Across the waiting room from where my family and husband were sitting was a Dad and his very pregnant wife. I guess he could sense my nerves and anxiety, so he struck up conversation. He sweetly asked “are you having a boy or a girl?” I responded quickly and proudly this time to stranger number three who unknowingly asked about my baby, “I’m having a girl, but she’s an angel. She didn’t make it”. He shook his head knowingly and looked away at his wife. For some reason, I wanted to keep talking to this couple, so I asked what they were having & they began to share their story with me. 

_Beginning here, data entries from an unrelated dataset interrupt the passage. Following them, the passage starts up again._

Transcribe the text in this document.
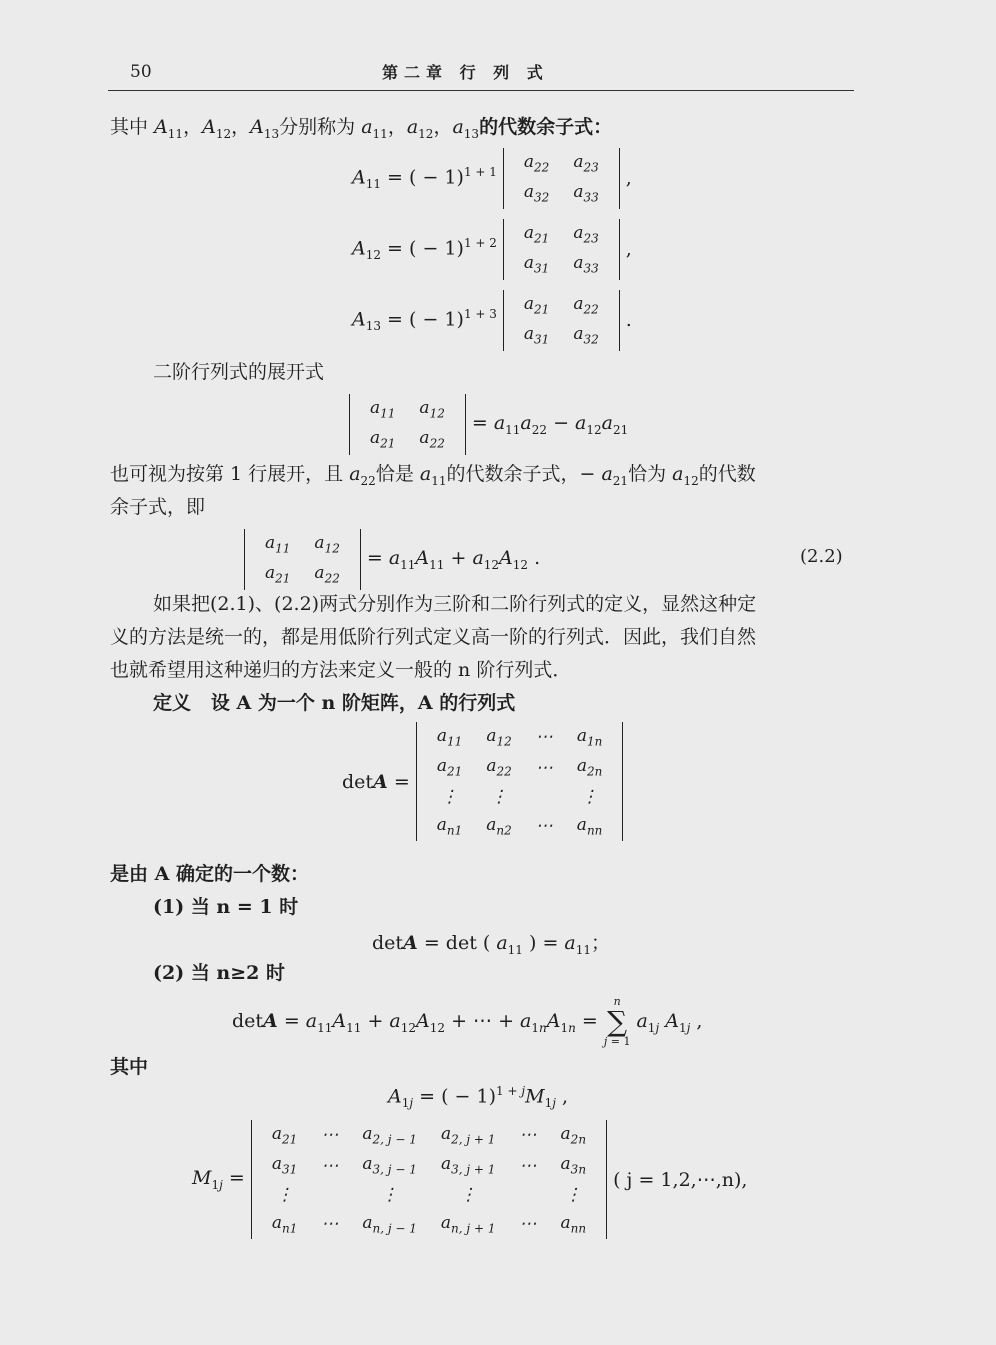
50	第二章 行 列 式
其中 $A_{11}$，$A_{12}$，$A_{13}$分别称为 $a_{11}$，$a_{12}$，$a_{13}$的代数余子式：
$A_{11}$ = ( − 1)$^{1 + 1}$
$a_{22}$	$a_{23}$
$a_{32}$	$a_{33}$
,
$A_{12}$ = ( − 1)$^{1 + 2}$
$a_{21}$	$a_{23}$
$a_{31}$	$a_{33}$
,
$A_{13}$ = ( − 1)$^{1 + 3}$
$a_{21}$	$a_{22}$
$a_{31}$	$a_{32}$
.
二阶行列式的展开式
$a_{11}$	$a_{12}$
$a_{21}$	$a_{22}$
= $a_{11}a_{22} - a_{12}a_{21}$
也可视为按第 1 行展开，且 $a_{22}$恰是 $a_{11}$的代数余子式，− $a_{21}$恰为 $a_{12}$的代数
余子式，即
$a_{11}$	$a_{12}$
$a_{21}$	$a_{22}$
= $a_{11}A_{11} + a_{12}A_{12}$ .	(2.2)
如果把(2.1)、(2.2)两式分别作为三阶和二阶行列式的定义，显然这种定
义的方法是统一的，都是用低阶行列式定义高一阶的行列式．因此，我们自然
也就希望用这种递归的方法来定义一般的 n 阶行列式．
定义 设 A 为一个 n 阶矩阵，A 的行列式
detA =
$a_{11}$	$a_{12}$	⋯	$a_{1n}$
$a_{21}$	$a_{22}$	⋯	$a_{2n}$
⋮	⋮		⋮
$a_{n1}$	$a_{n2}$	⋯	$a_{nn}$
是由 A 确定的一个数：
(1) 当 n = 1 时
detA = det ( $a_{11}$ ) = $a_{11}$；
(2) 当 n≥2 时
$\det A = a_{11}A_{11} + a_{12}A_{12}$ + ⋯ + $a_{1n}A_{1n}$ =
n
∑
j = 1
$a_{1j}$ $A_{1j}$ ,
其中
$A_{1j}$ = ( − $1)^{1 + j}M_{1j}$ ,
$M_{1j}$ =
$a_{21}$	⋯	$a_{2, j - 1}$	$a_{2, j + 1}$	⋯	$a_{2n}$
$a_{31}$	⋯	$a_{3, j - 1}$	$a_{3, j + 1}$	⋯	$a_{3n}$
⋮		⋮	⋮		⋮
$a_{n1}$	⋯	$a_{n, j - 1}$	$a_{n, j + 1}$	⋯	$a_{nn}$
( j = 1,2,⋯,n),
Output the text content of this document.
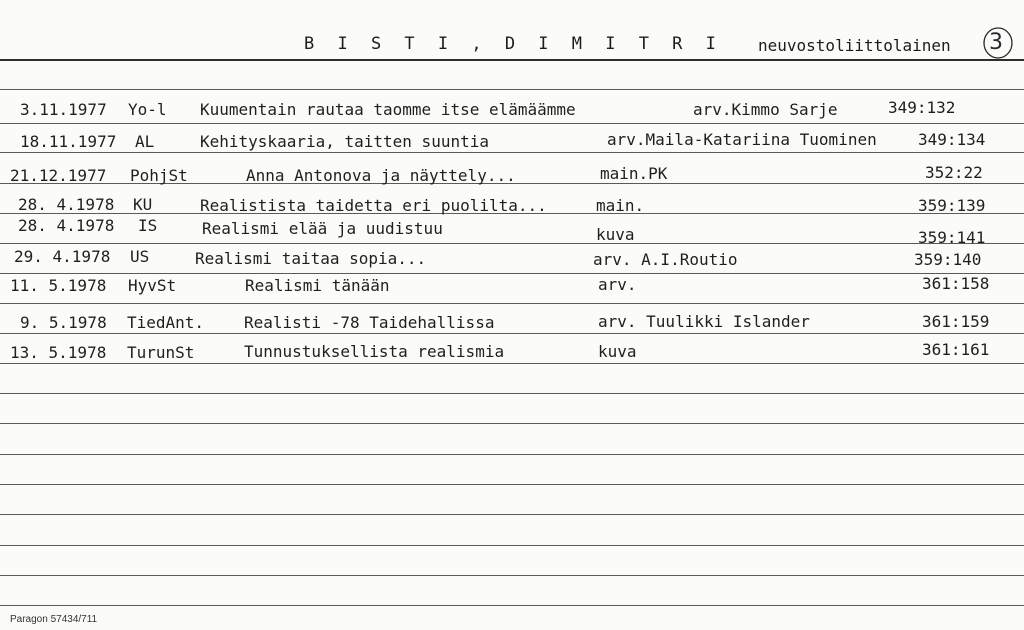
B I S T I , D I M I T R I neuvostoliittolainen 3
3.11.1977 Yo-l Kuumentain rautaa taomme itse elämäämme	arv.Kimmo Sarje	349:132
18.11.1977 AL	Kehityskaaria, taitten suuntia	arv.Maila-Katariina Tuominen	349:134
21.12.1977 PohjSt	Anna Antonova ja näyttely...	main.PK	352:22
28. 4.1978 KU	Realistista taidetta eri puolilta...	main.	359:139
28. 4.1978 IS	Realismi elää ja uudistuu	kuva	359:141
29. 4.1978 US	Realismi taitaa sopia...	arv. A.I.Routio	359:140
11. 5.1978 HyvSt	Realismi tänään	arv.	361:158
9. 5.1978 TiedAnt. Realisti -78 Taidehallissa	arv. Tuulikki Islander	361:159
13. 5.1978 TurunSt	Tunnustuksellista realismia	kuva	361:161
Paragon 57434/711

***I hope I get all of these facts right about their story. This conversation kept me hanging on by a thread, when I was about to seriously melt down, their words kept me centered and aware.***

They were scheduled to be induced at 8pm with their 5th child, a boy— their fifth boy. At this point, it was at least 10:30 at night and we both were still in the waiting room, so the company was the best thing I could think of to pass the time, so we continued to talk. They told me about their five children. One who was currently in Children’s Hospital with a flare up due to his cystic fibrosis. The father, David, also had cystic fibrosis and in that moment, was dealing with his father who was in a motor cycle accident earlier that day in another state and they weren’t sure if he was going to make it through the night. They told me about the two stillborn babies they had lost before their five boys. They shared with me tips about labor & delivery. What to do during and after. They asked about my pregnancy up until that point. They were a welcome distraction to the nerves I was feeling and I was so grateful for their company, but their time came to get their room & I was genuinely happy for them. I was excited for them to welcome their baby boy into the world & as they departed, they told Dave & I they would be praying for us and to not lose hope. This was the first twinkle of a thought that I felt that just MAYBE we could try again. Maybe we could have another baby after this. Maybe this wasn’t totally out of the cards for us. I thanked them for sharing so much of themselves with me that night and told them they gave me hope. I never thought I would see them again, but I was so happy to have had their fleeting friendship and I felt myself smile for a few moments when speaking with them. 

Around 11:45pm, we were all still sitting in the waiting room. My anxiety was absolutely through the roof at this point and I kept asking my mom if she thought I could ask them for some type of drug to calm me down and she assured me they would help me with that once I was in a room. I never thought that a few minutes later a midwife would come out to speak with me. She explained to me that she felt it was in my best interest to be given the choice to go home and reschedule my induction for the next day so I could be comfortable. I immediately began to cry. The words I heard her say were “Your nightmare is going to continue” but, I knew, I would rather go home and cry than sit in that waiting room for another second, so I agreed to leave. She gave me the direct number to the triage department and told me I was scheduled at 11am for the next morning, but to call earlier if I wanted to to try and get in sooner. 

We went home. 
We cried more. 
We barely slept again. 

We went another day with our baby’s body inside my belly. 


  1. Oh sweet girl. So many parallels to my story with Jubilee. I couldn't get a room either at first.

    Just hugs and prayers.

  2. This was the first blog post I wrote about our Jubilee if you'd like to read it:

  3. Taylor,
    You are so brave and so wonderful. Many women do not speak of this, for many reasons. But your words give comfort and hope and assurance to so many women. God bless you, dear one.

  4. Hugs!!! Love reading yours and Frankie's story. Lots of love to you and Dave!!!